Conheci a poesia de Manuel de Castro a partir da antologia do Herberto Hélder, Edoi Lelia Doura, quando comecei a ler poesia. Os poemas nela incluídos levaram-me a ler Paralelo W e A Estrela Rutilante. Entretanto, fui-me cruzando com referências ao Manuel de Castro em textos do Luiz Pacheco e de outros autores que o conheceram.

Foi, por isso, com grande surpresa e alegria que tomei conhecimento, num café literário da Associação Zona Franca (nos Anjos) de que a Dona Natália Cabrita é viúva do Manuel de Castro, que tinha estes materiais em casa e que estaria disponível para permitir o acesso aos mesmos, porque conhecia já a Dona Natália Cabrita pessoalmente antes de o saber.

Quando tive esta notícia, pensei imediatamente em envidar esforços para editar um volume que reunisse a obra de Manuel de Castro. Convidei quatro colegas meus do CLEPUL – Centro de Literaturas e Culturas Lusófonas e Europeias da Universidade de Lisboa, a Ana Catarina Rocha, o Rui Sousa, a Sofia Santos e o Carlos Serra, para trabalharmos juntos os materiais do espólio. O projeto integra o plano de trabalhos do Gabinete de Estudos do Surrealismo, que se encontra em formação no CLEPUL.
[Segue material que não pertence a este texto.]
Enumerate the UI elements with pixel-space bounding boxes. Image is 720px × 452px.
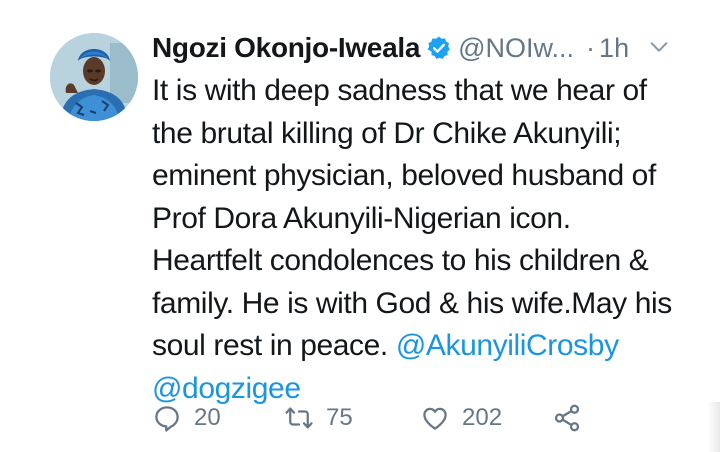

Foi nessa mesma altura, em finais de 2013, que soube que a edição do Bonsoir Madame, da Alexandria/Língua Morta estava na forja. É tão agradável como curioso notar que várias pessoas estejam agora, novamente ou pela primeira vez, a ler a poesia do Manuel de Castro. O Bonsoir Madame é um excelente contributo para recuperar o Poeta do injusto esquecimento em que se encontrava.

Os meus planos em torno da obra de Manuel de Castro passam pela minha colaboração com a equipa do CLEPUL que está a estudar o espólio, com vista à preparação de uma edição da obra de Manuel de Castro, que incluirá poesia e prosa. Este trabalho passará também pela recolha de testemunhos pessoais e, eventualmente, de escritos de Manuel de Castro, junto daqueles que com ele contactaram de perto, tarefa que se revelará, por certo, essencial, vistas as lacunas do referido espólio.

Mais imediatamente, a equipa está também a trabalhar numa edição do Filipa de José Manuel Pressler, a partir dos materiais gentilmente cedidos pela Dona Natália Cabrita, que deverá ser publicada, ainda durante este ano, pela Língua Morta, o que será também, em boa medida, uma evocação de Manuel de Castro.